The brushless DC motor stands out for its exceptional controllability inherited from traditional DC motors, coupled with the brushless advantage for reduced electromagnetic noise, longer product lifespan, improved energy efficiency, and increased design flexibility. These features make brushless DC motors highly sought-after in diverse industries like information-processing equipment (e.g., HDDs, CD-ROM drives) and household appliances (e.g., refrigerators, washing machines), among others.

During the initial phases of brushless DC motor advancement, distributed winding was widely utilized for the stator winding. Nevertheless, concentrated winding has now emerged as the dominant technique, delivering enhanced performance and efficiency. For more detailed information on distributed and concentrated windings, please consult the section labeled "Distributed Winding and Concentrated Winding."

This motor is also classified into the following according to the difference in the method used to install permanent magnets to the rotor:

(1) SPM (Surface Permanent Magnet)

(2) IPM (Interior Permanent Magnet)

The brushless DC motor is available in two main configurations known as Surface Permanent Magnet (SPM) and Interior Permanent Magnet (IPM), each offering unique characteristics and benefits in various applications.

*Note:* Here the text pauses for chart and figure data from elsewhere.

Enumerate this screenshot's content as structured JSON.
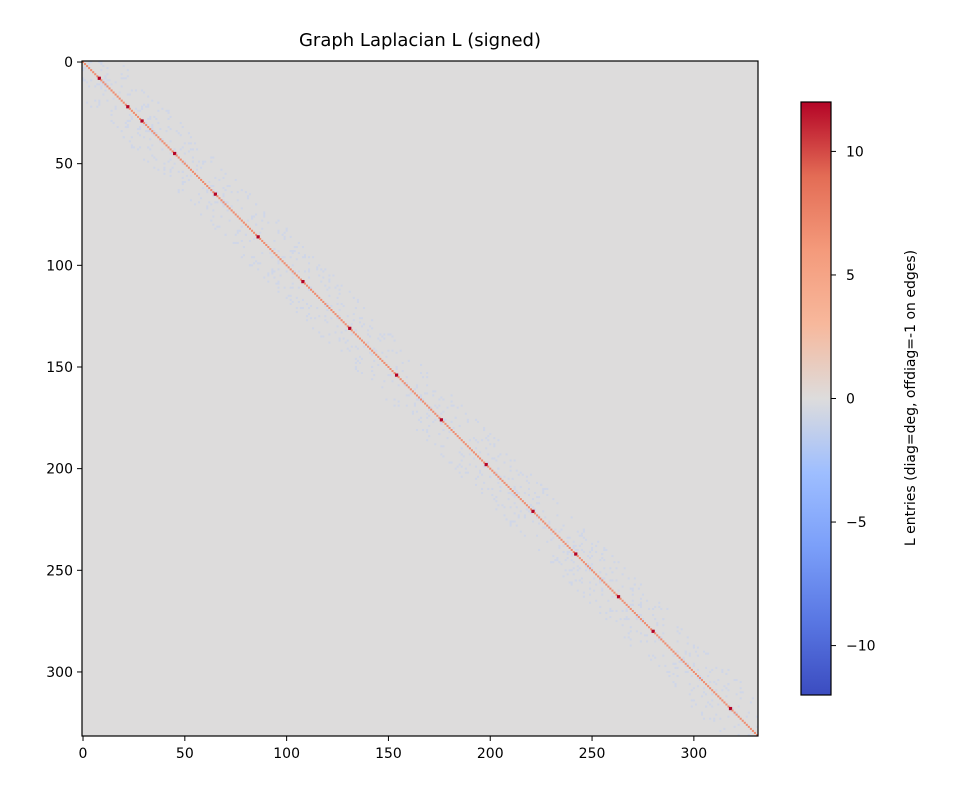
{
  "chart_data": {
    "type": "heatmap",
    "title": "Graph Laplacian L (signed)",
    "xlabel": "",
    "ylabel": "",
    "n": 332,
    "x_ticks": [
      0,
      50,
      100,
      150,
      200,
      250,
      300
    ],
    "y_ticks": [
      0,
      50,
      100,
      150,
      200,
      250,
      300
    ],
    "x_tick_labels": [
      "0",
      "50",
      "100",
      "150",
      "200",
      "250",
      "300"
    ],
    "y_tick_labels": [
      "0",
      "50",
      "100",
      "150",
      "200",
      "250",
      "300"
    ],
    "colorbar": {
      "label": "L entries (diag=deg, offdiag=-1 on edges)",
      "range": [
        -12,
        12
      ],
      "ticks": [
        10,
        5,
        0,
        -5,
        -10
      ],
      "tick_labels": [
        "10",
        "5",
        "0",
        "−5",
        "−10"
      ],
      "colormap": "coolwarm"
    },
    "cell_values": {
      "background_value": 0,
      "diagonal_typical_value": 6,
      "diagonal_peak_value": 12,
      "diagonal_peaks_at": [
        8,
        22,
        29,
        45,
        65,
        86,
        108,
        131,
        154,
        176,
        198,
        221,
        242,
        263,
        280,
        318
      ],
      "offdiagonal_edge_value": -1
    },
    "grid": false,
    "colors": {
      "background_cell": "#dddcdc",
      "diagonal_cell": "#f08b6e",
      "diagonal_peak_cell": "#b40426",
      "edge_cell": "#cfd6e8",
      "axes_frame": "#000000"
    }
  }
}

Surface Permanent Magnet (SPM): Within the SPM category, permanent magnets are securely attached to the external surface of the rotor, as illustrated in Figure 1.8. This particular configuration provides numerous benefits, such as simplified production and upkeep processes, along with enhanced cooling capabilities thanks to the magnets being in direct contact with circulating air.

Interior Permanent Magnet (IPM):  The IPM motor type, illustrated on the right side of Figure 1.8, incorporates permanent magnets integrated within the rotor assembly. These magnets are incorporated using various techniques, such as molding or placement within slots in the rotor core. The main objective of the IPM configuration is to reduce the likelihood of magnet detachment caused by centrifugal force, a concern often present in SPM motors operating at high speeds. Furthermore, IPM motors can capitalize on reluctance torque, a phenomenon where the rotor's magnetic reluctance changes concerning its position concerning the stator magnets. This additional torque can optimize the motor's overall performance and efficiency, especially when operating at low speeds or when subjected to heavy loads.

Another important classification criterion for brushless DC motors is the inclusion or absence of sensors like Hall elements or rotary encoders. These sensors help detect the position of SPM or IPM poles. Alternatively, some motors operate using a sensorless drive system, which relies on algorithms to estimate rotor position using feedback signals like back electromotive force (EMF).

When employed as actuators, brushless DC motors are commonly compactly packaged, incorporating the primary motor, drive inverter, and control circuitry. This seamless integration can be observed in Figure 1.9, demonstrating how all necessary elements are contained in a single enclosure, streamlining the setup and use.